Studies of trophic cascades show that predators can impact the biomass and species composition of trophic levels below them, as well as the ecosystem processes carried out by these organisms. Habitat characteristics, however, can be critical in determining the magnitude of predator impacts on their prey. In particular, habitat size and complexity impact the abundance and composition of populations, as well as the nature of predator-prey interactions. We investigate the relationship between predation and N cycling in the context of changing habitat complexity and volume using a detritus-based bromeliad-insect ecosystem. We ask: (1) What is the relationship between N flow from litter to bromeliads and the changing insect community along a habitat size gradient?; and (2) How does habitat complexity affect this relationship?  In a field experiment, we used detritus labeled with stable isotopes to track N movement from leaf litter to bromeliads and surveyed the insect community along a natural gradient in bromeliad size.

Results/Conclusions

We find that increasing habitat size results in changes to the composition of the insect community to favor greater predator abundance relative to detritivores.

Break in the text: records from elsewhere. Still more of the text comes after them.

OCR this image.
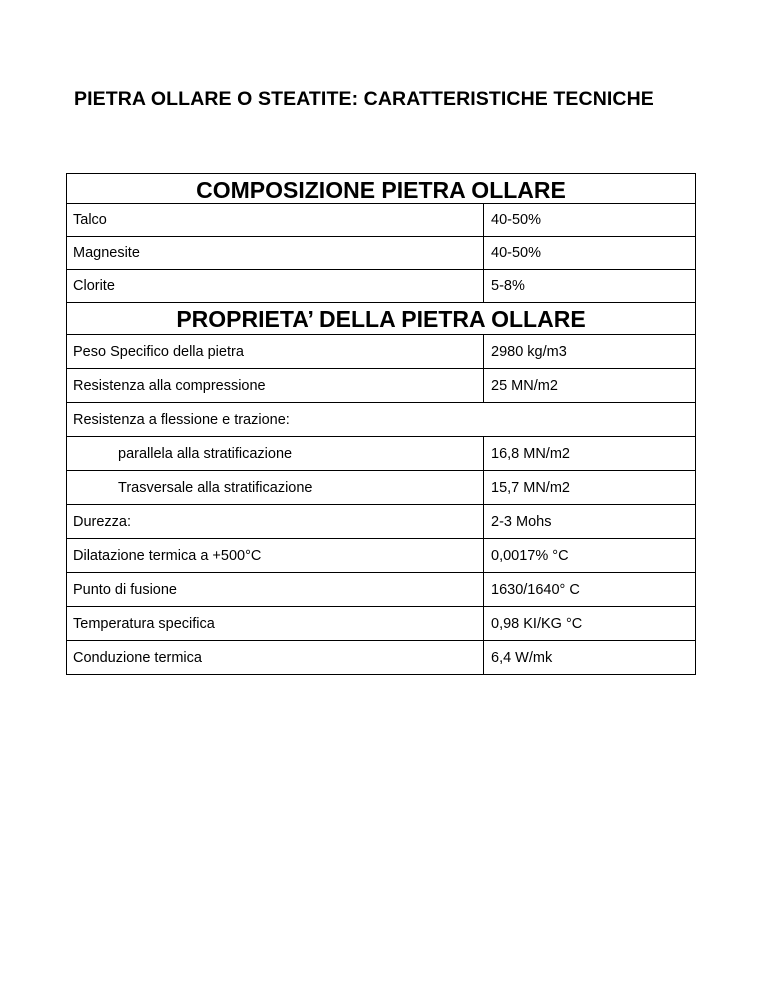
PIETRA OLLARE O STEATITE: CARATTERISTICHE TECNICHE
COMPOSIZIONE PIETRA OLLARE	
Talco	40-50%
Magnesite	40-50%
Clorite	5-8%
PROPRIETA’ DELLA PIETRA OLLARE	
Peso Specifico della pietra	2980 kg/m3
Resistenza alla compressione	25 MN/m2
Resistenza a flessione e trazione:	
parallela alla stratificazione	16,8 MN/m2
Trasversale alla stratificazione	15,7 MN/m2
Durezza:	2-3 Mohs
Dilatazione termica a +500°C	0,0017% °C
Punto di fusione	1630/1640° C
Temperatura specifica	0,98 KI/KG °C
Conduzione termica	6,4 W/mk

Higher nitrogen flow from detritus to the bromeliad leaves, as indicated by the incorporation of ¹⁵N from labeled litter in plant tissue, was associated with higher predator densities relative to detritivores. This is contrary to the predictions based on trophic cascade theory, but can be explained by the reduction in insect emergence under increased predation. The effect of predators on prey dispersal is itself modified due to increased foraging efficiency for both predators and detritivores, and greater vulnerability to intraguild predation among the predators in less complex habitats. Our results emphasize the importance of considering the spatial scale of organism dispersal when examining nutrient flux, as well as the habitat context of these interactions.